Ensuite et surtout, l’article 10 de la loi du 10 juillet 1965 précise que les copropriétaires sont tenus de verser au fonds de travaux la cotisation « proportionnellement aux valeurs relatives des parties privatives comprises dans leurs lots, telles que ces valeurs résultent des dispositions de l’article 5 ».

De fait, il ressort de ces dispositions que si la cotisation du fonds de travaux est appelée au même rythme que le budget prévisionnel, « elle n’est pas répartie à proportion des provisions de ce budget incombant à chaque copropriétaire, mais comme les charges relatives à la conservation, à l’entretien et à l’administration des parties communes générales ». Le pourvoi du copropriétaire a donc été rejeté.

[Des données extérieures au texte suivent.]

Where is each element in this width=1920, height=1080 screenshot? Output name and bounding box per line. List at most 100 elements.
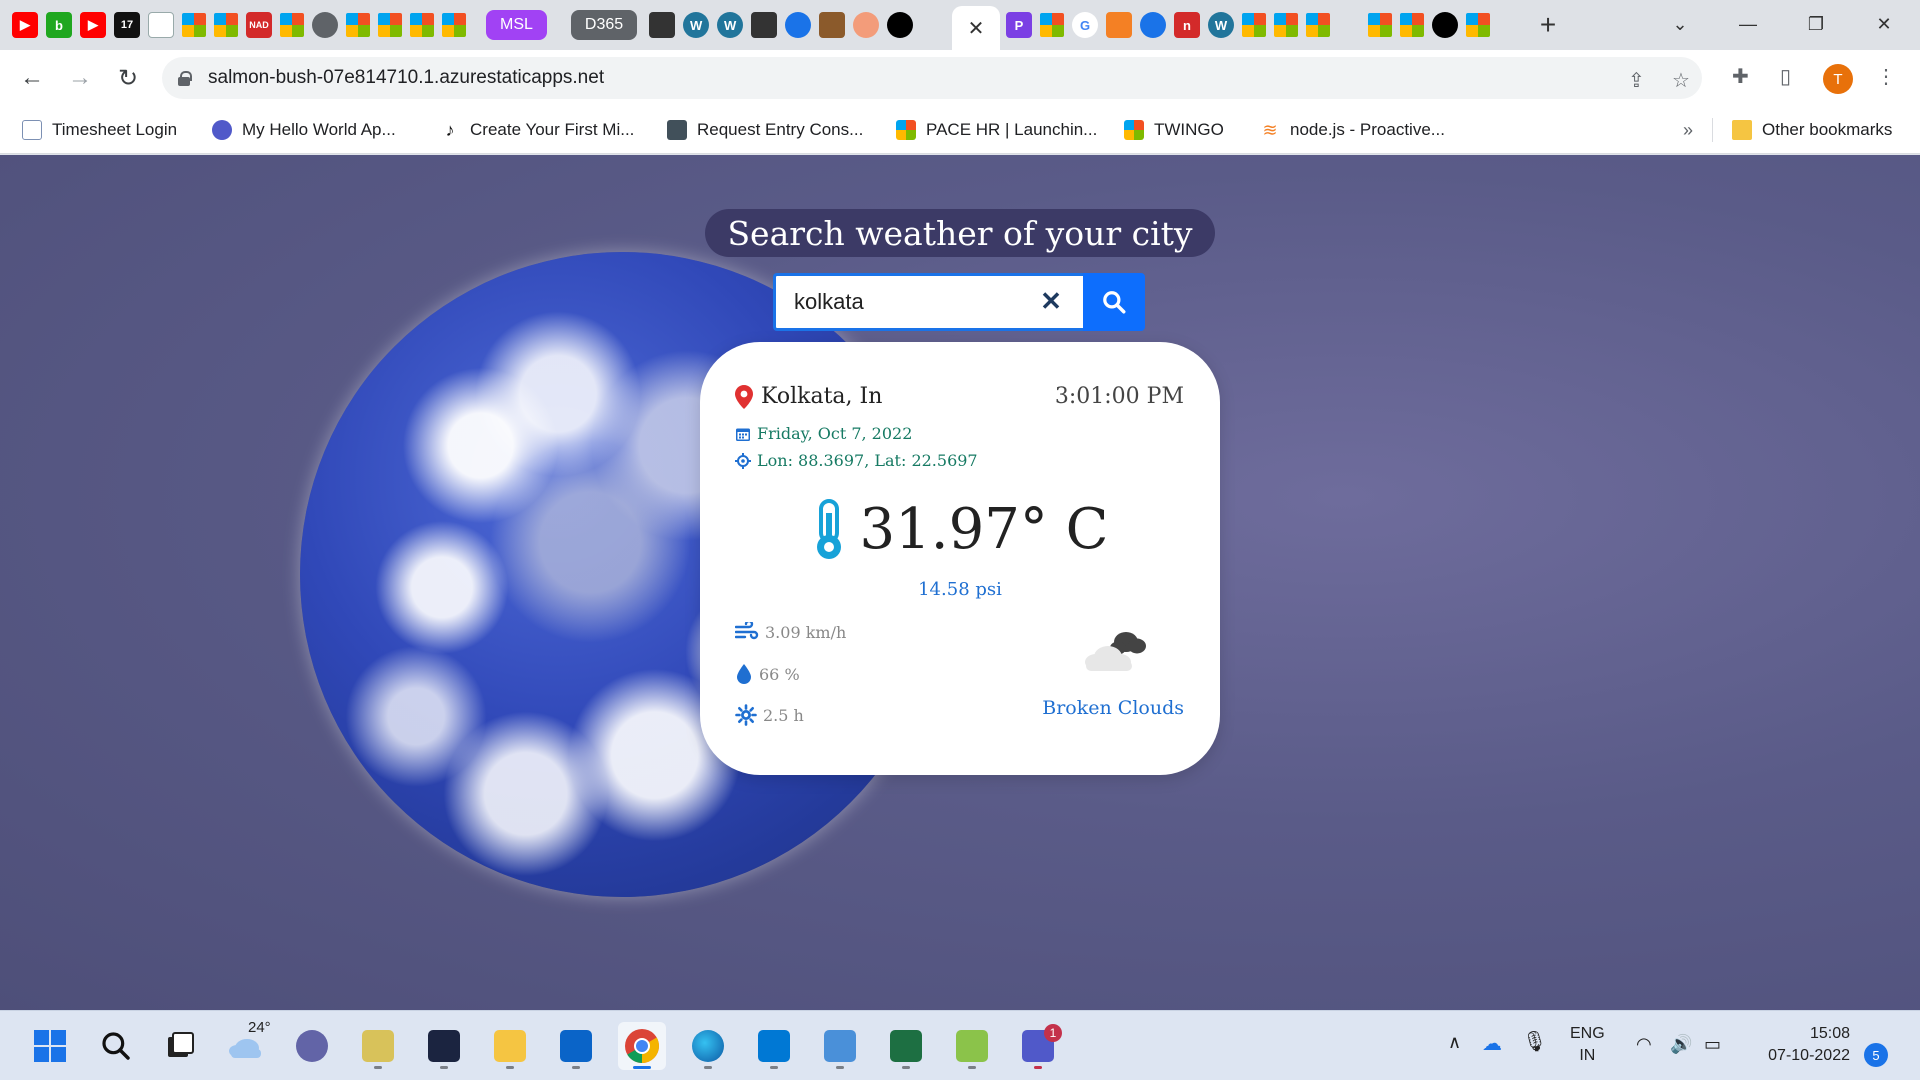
microsoft-tab-icon[interactable]: [1274, 13, 1298, 37]
file-explorer-app[interactable]: [486, 1022, 534, 1070]
excel-app[interactable]: [882, 1022, 930, 1070]
youtube-tab-icon[interactable]: ▶: [80, 12, 106, 38]
globe-tab-icon[interactable]: [312, 12, 338, 38]
mic-muted-icon[interactable]: 🎙: [1522, 1031, 1547, 1053]
running-indicator: [836, 1066, 844, 1069]
bookmark-request-entry[interactable]: Request Entry Cons...: [667, 118, 863, 142]
microsoft-tab-icon[interactable]: [182, 13, 206, 37]
wifi-icon[interactable]: ◠: [1636, 1033, 1652, 1055]
document-tab-icon[interactable]: [148, 12, 174, 38]
microsoft-tab-icon[interactable]: [378, 13, 402, 37]
microsoft-tab-icon[interactable]: [1466, 13, 1490, 37]
wordpress-tab-icon[interactable]: W: [717, 12, 744, 38]
tab-group-d365[interactable]: D365: [570, 10, 638, 40]
task-view-button[interactable]: [156, 1022, 204, 1070]
tray-overflow-icon[interactable]: ∧: [1448, 1031, 1461, 1053]
windows-logo-icon: [34, 1030, 66, 1062]
tab-search-icon[interactable]: ⌄: [1660, 8, 1700, 40]
weather-condition: Broken Clouds: [1042, 697, 1184, 719]
notification-center-badge[interactable]: 5: [1864, 1043, 1888, 1067]
teams-app[interactable]: 1: [1014, 1022, 1062, 1070]
wordpress-tab-icon[interactable]: W: [683, 12, 710, 38]
outlook-app[interactable]: [552, 1022, 600, 1070]
close-tab-icon[interactable]: ✕: [968, 16, 985, 41]
bookmarks-overflow-icon[interactable]: »: [1683, 120, 1693, 141]
microsoft-tab-icon[interactable]: [1306, 13, 1330, 37]
forward-arrow-icon[interactable]: →: [64, 62, 96, 94]
taskbar-search[interactable]: [92, 1022, 140, 1070]
bookmark-timesheet[interactable]: Timesheet Login: [22, 118, 177, 142]
share-icon[interactable]: ⇪: [1628, 68, 1645, 93]
volume-icon[interactable]: 🔊: [1670, 1033, 1692, 1055]
notes-app[interactable]: [354, 1022, 402, 1070]
wordpress-tab-icon[interactable]: W: [1208, 12, 1234, 38]
sync-tab-icon[interactable]: [1140, 12, 1166, 38]
restore-icon[interactable]: ❐: [1796, 8, 1836, 40]
microsoft-tab-icon[interactable]: [410, 13, 434, 37]
edge-app[interactable]: [684, 1022, 732, 1070]
bookmark-nodejs[interactable]: ≋ node.js - Proactive...: [1260, 118, 1445, 142]
address-bar[interactable]: salmon-bush-07e814710.1.azurestaticapps.…: [162, 57, 1702, 99]
battery-icon[interactable]: ▭: [1704, 1033, 1721, 1055]
bookmark-star-icon[interactable]: ☆: [1672, 68, 1690, 93]
kubernetes-app[interactable]: [420, 1022, 468, 1070]
chrome-app[interactable]: [618, 1022, 666, 1070]
start-button[interactable]: [26, 1022, 74, 1070]
microsoft-tab-icon[interactable]: [442, 13, 466, 37]
date-row: Friday, Oct 7, 2022: [735, 424, 912, 443]
new-tab-button[interactable]: +: [1530, 9, 1566, 40]
search-button[interactable]: [1083, 273, 1145, 331]
blue-tab-icon[interactable]: [785, 12, 812, 38]
microsoft-tab-icon[interactable]: [1242, 13, 1266, 37]
clear-search-icon[interactable]: ✕: [1036, 286, 1066, 316]
n-tab-icon[interactable]: n: [1174, 12, 1200, 38]
reload-icon[interactable]: ↻: [112, 62, 144, 94]
microsoft-tab-icon[interactable]: [280, 13, 304, 37]
side-panel-icon[interactable]: ▯: [1780, 64, 1791, 89]
bookmark-hello-world[interactable]: My Hello World Ap...: [212, 118, 396, 142]
moose-tab-icon[interactable]: [819, 12, 846, 38]
b-tab-icon[interactable]: b: [46, 12, 72, 38]
input-language[interactable]: ENG IN: [1570, 1023, 1605, 1067]
city-name: Kolkata, In: [761, 384, 883, 409]
github-tab-icon[interactable]: [1432, 12, 1458, 38]
close-window-icon[interactable]: ✕: [1864, 8, 1904, 40]
nad-tab-icon[interactable]: NAD: [246, 12, 272, 38]
lock-icon[interactable]: [178, 71, 192, 86]
profile-avatar[interactable]: T: [1823, 64, 1853, 94]
url-text[interactable]: salmon-bush-07e814710.1.azurestaticapps.…: [208, 67, 604, 89]
microsoft-tab-icon[interactable]: [1400, 13, 1424, 37]
dark-tab-icon[interactable]: [649, 12, 676, 38]
tab-group-msl[interactable]: MSL: [486, 10, 547, 40]
dark-tab-icon[interactable]: [751, 12, 778, 38]
notepad-app[interactable]: [816, 1022, 864, 1070]
clock[interactable]: 15:08 07-10-2022: [1746, 1023, 1850, 1067]
bookmark-twingo[interactable]: TWINGO: [1124, 118, 1224, 142]
bookmark-create-first[interactable]: ♪ Create Your First Mi...: [440, 118, 635, 142]
microsoft-tab-icon[interactable]: [1040, 13, 1064, 37]
p-tab-icon[interactable]: P: [1006, 12, 1032, 38]
search-icon: [102, 1032, 130, 1060]
back-arrow-icon[interactable]: ←: [16, 62, 48, 94]
youtube-tab-icon[interactable]: ▶: [12, 12, 38, 38]
microsoft-tab-icon[interactable]: [346, 13, 370, 37]
salmon-tab-icon[interactable]: [853, 12, 880, 38]
minimize-icon[interactable]: —: [1728, 8, 1768, 40]
extensions-icon[interactable]: ✚: [1732, 64, 1749, 89]
bookmark-pace-hr[interactable]: PACE HR | Launchin...: [896, 118, 1097, 142]
folder-icon: [494, 1030, 526, 1062]
stackoverflow-tab-icon[interactable]: [1106, 12, 1132, 38]
google-tab-icon[interactable]: G: [1072, 12, 1098, 38]
notepad-plus-app[interactable]: [948, 1022, 996, 1070]
vscode-app[interactable]: [750, 1022, 798, 1070]
other-bookmarks[interactable]: Other bookmarks: [1732, 118, 1892, 142]
microsoft-tab-icon[interactable]: [1368, 13, 1392, 37]
microsoft-tab-icon[interactable]: [214, 13, 238, 37]
github-tab-icon[interactable]: [887, 12, 914, 38]
teams-chat-app[interactable]: [288, 1022, 336, 1070]
seventeen-tab-icon[interactable]: 17: [114, 12, 140, 38]
onedrive-icon[interactable]: ☁: [1482, 1033, 1502, 1055]
active-tab[interactable]: ✕: [952, 6, 1000, 50]
pinned-tabs: ▶ b ▶ 17 NAD MSL D365 W W: [12, 10, 921, 40]
menu-kebab-icon[interactable]: ⋮: [1876, 64, 1896, 89]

Dissociation de l’appel des cotisations et de leur affectation

La mise en place du fonds de travaux a été rapidement confrontée à un problème, à savoir les modalités d’utilisation par le syndic des fonds ainsi perçus. Car si les cotisations sont calculées en fonction des tantièmes généraux, comment utiliser les fonds lorsque des travaux concernant un élément d’équipement ou des parties communes spéciales sont votés ? Le risque n’est-il pas de voir certains copropriétaires participer à des dépenses ne les concernant pas ? Et c’est précisément cette difficulté qui est à l’origine de la présente affaire, à ceci près que le requérant a confondu l’appel des cotisations avec les modalités de leur utilisation dans le financement de travaux.

C’est pour éviter de telles difficultés que le législateur est intervenu en 2018 pour que les cotisations soient affectées, le cas échéant, en tenant compte des parties communes spéciales ou des clés de répartition des charges. Une précision bienvenue mais qui n’aurait pas modifié l’issue du présent litige puisque cette réforme ne modifie ni le rythme des appels de cotisation, ni ses modalités de calcul.